Poha and tea (1 piece)
Breakfast
170 mg/dL
avg. peak value
Usually causes a large spike
Avg. Food Score on Ultrahuman App
Ultrahuman Users got an UNSTABLE response
How to consume Poha and tea without glucose spikes
Portion Control
Start by reducing the portion size of poha and tea to prevent overconsumption of carbohydrates that can lead to a spike in blood sugar levels.
Add Protein
Incorporate a source of protein like boiled eggs, Greek yogurt, or cottage cheese to your meal. Protein can help slow down the absorption of carbohydrates.
Include Fiber
Add vegetables such as spinach, peas, or grated carrots to your poha. Fiber-rich foods can help stabilize blood sugar levels.
Use Whole Grains
Consider using red or brown poha instead of the regular variety, as they contain more fiber and nutrients.
Healthy Fats
Add healthy fats like nuts, seeds, or a small amount of avocado to your meal to help prolong digestion and prevent spikes.
Reduce Sugar in Tea
Limit or eliminate the sugar in your tea.
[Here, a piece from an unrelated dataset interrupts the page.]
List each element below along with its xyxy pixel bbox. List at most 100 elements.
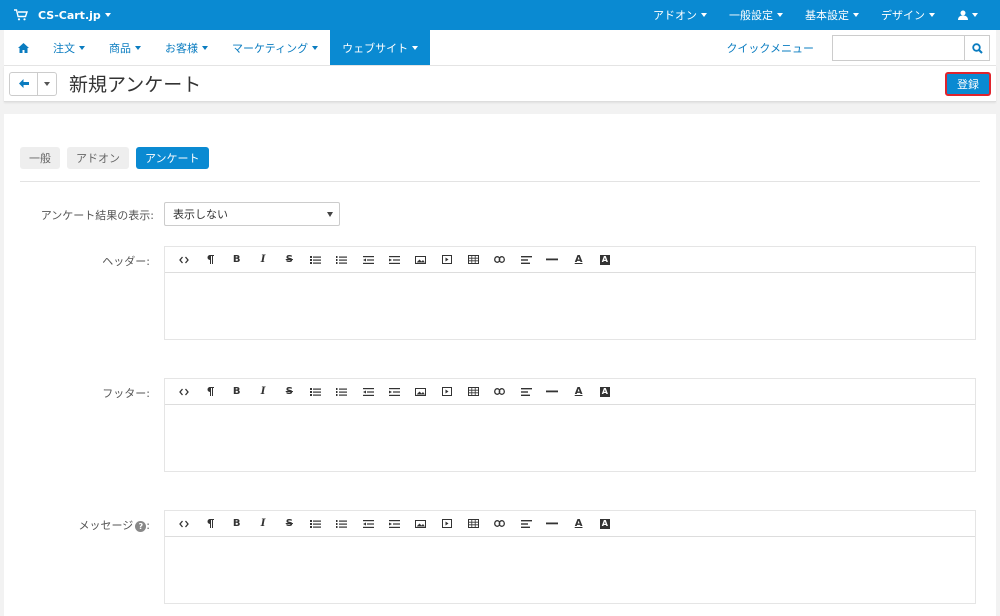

You can use natural sweeteners like stevia if needed.
Stay Hydrated
Drink plenty of water before and after your meal to help with digestion and prevent dehydration, which can affect blood sugar levels.
Physical Activity
Take a short walk or engage in light physical activity after your meal to help your body utilize the glucose more effectively.
Monitor Timing
Try to consume your poha meal earlier in the day when your body's insulin sensitivity is usually higher, leading to better glucose management.
Mindful Eating
Focus on eating slowly and mindfully. This approach can aid in digestion and help you recognize when you are full, preventing overeating.